Their mother, however much they would want to blame her, was a saint
She only aspired to saintliness. Raising troublesome children is one sign that you are not in line for canonization.
Really?
Yes. Really.
16:37
Sometimes you get the kids you're dealt
Maybe you should have tried tinkering with the code. It gets downloaded with the kid, I understand.
I'm trying to think of a saint that had kids
I'm having trouble
beams
See? Do you need further proof?
Is Jesus a saint?
16:39
That would be a demotion.
I would think him considered saint -ly-
If Jesus ever got busted down to sainthood he might quit the whole thing altogether.
Saint Jesus.
He would take his marbles (of which there are many) and go home.
That Pieta? Gone.
Saint God.
Saint Satan.
16:41
@user858770 well that would be an improvement on the Old Testament one
@user858770 he was definitely an angel
Aspiring saints are called Blessed, I think. You can imagine them looking on with envy when one ascends to sainthood, but trying to look happy and supportive like actors at the Academy Awards.
eyes of daggers
Some would be so outraged they would get up and slap the presenter.

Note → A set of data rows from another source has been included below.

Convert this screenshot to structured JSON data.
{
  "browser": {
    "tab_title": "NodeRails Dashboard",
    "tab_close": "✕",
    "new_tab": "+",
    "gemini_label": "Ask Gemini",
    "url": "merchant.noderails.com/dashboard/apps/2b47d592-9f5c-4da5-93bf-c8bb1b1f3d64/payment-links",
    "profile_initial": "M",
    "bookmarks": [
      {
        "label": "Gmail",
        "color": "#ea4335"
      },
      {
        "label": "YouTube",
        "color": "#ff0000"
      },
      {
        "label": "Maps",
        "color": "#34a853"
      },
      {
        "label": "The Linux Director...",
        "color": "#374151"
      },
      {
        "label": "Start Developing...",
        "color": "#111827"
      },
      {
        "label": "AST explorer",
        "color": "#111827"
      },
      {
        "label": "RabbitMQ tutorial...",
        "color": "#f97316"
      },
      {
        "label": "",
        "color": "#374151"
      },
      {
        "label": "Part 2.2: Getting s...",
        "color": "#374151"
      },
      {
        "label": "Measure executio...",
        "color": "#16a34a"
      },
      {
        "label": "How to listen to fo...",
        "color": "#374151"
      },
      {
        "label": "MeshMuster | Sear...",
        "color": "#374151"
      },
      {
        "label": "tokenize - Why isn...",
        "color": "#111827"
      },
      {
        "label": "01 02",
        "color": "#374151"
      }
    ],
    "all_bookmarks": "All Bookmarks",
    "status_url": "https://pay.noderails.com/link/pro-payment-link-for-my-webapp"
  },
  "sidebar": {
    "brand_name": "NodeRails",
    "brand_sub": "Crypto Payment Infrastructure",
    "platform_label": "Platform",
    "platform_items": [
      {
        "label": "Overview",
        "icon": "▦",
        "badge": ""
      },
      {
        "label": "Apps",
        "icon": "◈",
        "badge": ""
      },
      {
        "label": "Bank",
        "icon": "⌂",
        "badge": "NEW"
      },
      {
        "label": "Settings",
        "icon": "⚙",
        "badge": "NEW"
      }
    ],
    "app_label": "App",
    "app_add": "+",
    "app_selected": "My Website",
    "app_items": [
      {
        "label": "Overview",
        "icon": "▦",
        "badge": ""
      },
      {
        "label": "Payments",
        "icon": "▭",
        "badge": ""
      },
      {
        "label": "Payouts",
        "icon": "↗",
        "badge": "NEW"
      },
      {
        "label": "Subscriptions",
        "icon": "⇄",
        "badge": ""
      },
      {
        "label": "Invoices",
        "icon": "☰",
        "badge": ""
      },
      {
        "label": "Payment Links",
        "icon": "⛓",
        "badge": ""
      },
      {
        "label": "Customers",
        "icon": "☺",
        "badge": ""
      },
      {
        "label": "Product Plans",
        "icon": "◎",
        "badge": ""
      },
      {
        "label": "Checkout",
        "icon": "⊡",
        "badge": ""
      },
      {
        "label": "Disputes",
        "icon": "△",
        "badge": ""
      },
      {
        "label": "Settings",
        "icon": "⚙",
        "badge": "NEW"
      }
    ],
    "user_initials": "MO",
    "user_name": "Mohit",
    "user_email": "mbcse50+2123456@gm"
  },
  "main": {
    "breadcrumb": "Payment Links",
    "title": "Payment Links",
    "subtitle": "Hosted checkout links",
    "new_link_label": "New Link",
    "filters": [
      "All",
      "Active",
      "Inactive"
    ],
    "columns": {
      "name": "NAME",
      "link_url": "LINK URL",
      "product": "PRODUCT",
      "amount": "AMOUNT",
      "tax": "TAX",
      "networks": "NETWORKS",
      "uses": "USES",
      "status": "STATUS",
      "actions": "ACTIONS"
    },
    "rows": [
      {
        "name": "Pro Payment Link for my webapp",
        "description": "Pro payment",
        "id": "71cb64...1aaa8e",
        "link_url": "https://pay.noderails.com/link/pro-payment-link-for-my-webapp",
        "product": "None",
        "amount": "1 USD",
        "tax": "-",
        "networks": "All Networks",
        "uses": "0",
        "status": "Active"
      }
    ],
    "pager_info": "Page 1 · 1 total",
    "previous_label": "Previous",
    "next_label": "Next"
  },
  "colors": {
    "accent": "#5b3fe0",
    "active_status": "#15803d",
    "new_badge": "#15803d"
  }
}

On stage!
There are a few notable exceptions who have declined the award.
Aspiring saints? Wannabe beatifics? I'm just trying to get through the goddam day without screwing up totally
@Robusto that never happens. People are too cool to do that
16:44
Same goes for the Nobel prize.
Only the winners show up for that
Has anyone turned down sainthood?
More importantly is that a one-way ticket to hell.
I think Marlon Brando turned down sainthood. I could be wrong, though.
The horror, the horror.
17:10
Having the good judgement of knowing when to do it, the character to do it, and the will power to see it through to the end.
All with reference to the faculty of voluntarily bringing back a wandering attention, over and over again.
But each time you pay attention it takes effort.
The brain is not a muscle, it is an organ.
17:39
Holy Christ it's hot outside
25 °C, that's fine.
@Mitch My wunderground says your town is only at 76 °F at this time.
Ah, but the humidity!
@jlliagre I'm complaining like I'm @Cerberus. It's only 31 (the machine says it feels like 34)
@Robusto What should be trusted, a thermometer or the Internet?
and do you really know my city?
@Robusto dude. I'm not home right now. Can you check to make sure I turned off the oven?
And close any windows. The AC is probably on now
17:53
Wunderground map
Link please.
@jlliagre I was talking to @Mitch. I probably don't know your town at all. But I do know his.
@Robusto Yes, I see it now. Anyway, our places share almost the same temperature.
I guess @Mitch is on vacation. If so, why didn't he go to a cooler location?
18:12
A group of ravens is a murder,
A group of Karens, a complaint
@Robusto nope just the weekend
The question still stands: why not to a cooler location?
18:39
A group of ravens is a murder,
A group of Karens, a complaint,
An army group may make a feint,
If such was their commander’s order.
18:54
@Robusto I went home. It rained for 15 minutes then stopped the temp is now down 5C so I guess that counts
Word of the midnight: gaff
> We're going round to Mike's gaff later to watch the footie.
> I read a book about World War II that was only four pages long.
It was Abridged Too Far.
19:18
God originally created gravity as a prank, but then everyone fell for it.
Even fruits fell for it.
Yes, I did not expect it from them!
How low!
20:07
@CowperKettle Todas las frutas no son bajas.
Well, strawberries maybe.
 
2 hours later…
22:19
Could you please tell me if the following sentence sounds alright to your native speaker's ear?

FXCM allows people to speculate on the foreign exchange market and provides trading in contract for difference (CFDs) on major indices and commodities such as gold and crude oil. It is based in London.
22:48
lacks a native ear, so stays silent.